Author : Kamran Scot Aghaie
Publisher : University of Texas Press
Page : 374 pages
File Size : 36,31 MB
Release : 2014-07-01
Category : History
ISBN : 0292757492
While recent books have explored Arab and Turkish nationalism, the nuances of Iran have received scant book-length study—until now. Capturing the significant changes in approach that have shaped this specialization, Rethinking Iranian Nationalism and Modernity shares innovative research and charts new areas of analysis from an array of scholars in the field.

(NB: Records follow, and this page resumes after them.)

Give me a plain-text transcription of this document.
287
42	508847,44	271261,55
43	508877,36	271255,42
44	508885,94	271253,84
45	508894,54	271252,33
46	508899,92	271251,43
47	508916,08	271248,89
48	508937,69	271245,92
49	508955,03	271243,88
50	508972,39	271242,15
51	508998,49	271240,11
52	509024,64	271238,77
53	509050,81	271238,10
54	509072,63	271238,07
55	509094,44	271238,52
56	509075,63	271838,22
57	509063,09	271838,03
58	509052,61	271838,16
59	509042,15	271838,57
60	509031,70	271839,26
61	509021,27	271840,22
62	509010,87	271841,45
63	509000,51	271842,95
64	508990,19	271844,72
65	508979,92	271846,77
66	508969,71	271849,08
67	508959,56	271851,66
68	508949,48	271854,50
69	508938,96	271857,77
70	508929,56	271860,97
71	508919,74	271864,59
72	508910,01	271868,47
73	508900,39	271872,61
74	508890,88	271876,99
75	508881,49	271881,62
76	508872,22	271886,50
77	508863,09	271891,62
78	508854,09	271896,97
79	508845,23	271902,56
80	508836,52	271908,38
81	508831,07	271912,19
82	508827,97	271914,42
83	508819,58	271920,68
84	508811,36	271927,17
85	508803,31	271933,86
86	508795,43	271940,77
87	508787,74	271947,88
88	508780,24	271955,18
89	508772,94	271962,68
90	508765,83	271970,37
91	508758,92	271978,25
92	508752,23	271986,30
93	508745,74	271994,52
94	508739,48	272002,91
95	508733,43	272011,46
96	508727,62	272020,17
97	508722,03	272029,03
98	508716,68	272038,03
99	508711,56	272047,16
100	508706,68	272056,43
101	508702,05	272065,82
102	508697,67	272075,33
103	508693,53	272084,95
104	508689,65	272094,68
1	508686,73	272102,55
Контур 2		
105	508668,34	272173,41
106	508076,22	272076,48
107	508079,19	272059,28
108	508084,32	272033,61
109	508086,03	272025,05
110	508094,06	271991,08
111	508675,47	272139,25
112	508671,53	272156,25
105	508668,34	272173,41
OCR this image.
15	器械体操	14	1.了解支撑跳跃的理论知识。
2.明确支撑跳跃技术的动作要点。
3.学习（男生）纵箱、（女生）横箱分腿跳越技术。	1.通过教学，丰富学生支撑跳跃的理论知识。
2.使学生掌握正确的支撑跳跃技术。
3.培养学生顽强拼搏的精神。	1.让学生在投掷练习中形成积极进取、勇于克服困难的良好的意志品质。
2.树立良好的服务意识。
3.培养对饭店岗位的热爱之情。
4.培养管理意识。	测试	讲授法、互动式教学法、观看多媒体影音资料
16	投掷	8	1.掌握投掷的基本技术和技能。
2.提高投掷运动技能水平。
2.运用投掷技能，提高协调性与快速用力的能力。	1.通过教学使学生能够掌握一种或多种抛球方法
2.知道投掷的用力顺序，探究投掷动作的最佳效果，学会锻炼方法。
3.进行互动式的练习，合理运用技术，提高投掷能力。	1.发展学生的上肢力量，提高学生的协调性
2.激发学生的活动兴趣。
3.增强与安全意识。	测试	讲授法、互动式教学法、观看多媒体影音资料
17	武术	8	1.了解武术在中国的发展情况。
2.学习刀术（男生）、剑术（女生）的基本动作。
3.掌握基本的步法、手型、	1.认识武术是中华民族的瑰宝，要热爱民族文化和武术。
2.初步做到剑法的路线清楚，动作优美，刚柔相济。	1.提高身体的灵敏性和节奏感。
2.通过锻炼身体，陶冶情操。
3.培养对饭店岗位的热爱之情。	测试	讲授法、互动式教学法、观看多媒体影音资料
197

Delving into a wide range of theoretical and conceptual perspectives, the essays—all previously unpublished—encompass social history, literary theory, postcolonial studies, and comparative analysis to address such topics as: Ethnicity in the Islamic Republic of Iran Political Islam and religious nationalism The evolution of U.S.-Iranian relations before and after the Cold War Comparing Islamic and secular nationalism(s) in Egypt and Iran The German counterrevolution and its influence on Iranian political alliances The effects of Israel's image as a Euro-American space Sufism Geocultural concepts in Azar's Atashkadeh Interdisciplinary in essence, the essays also draw from sociology, gender studies, and art and architecture. Posing compelling questions while challenging the conventional historiographical traditions, the authors (many of whom represent a new generation of Iranian studies scholars) give voice to a research approach that embraces the modern era's complexity while emphasizing Iranian nationalism's contested, multifaceted, and continuously transformative possibilities.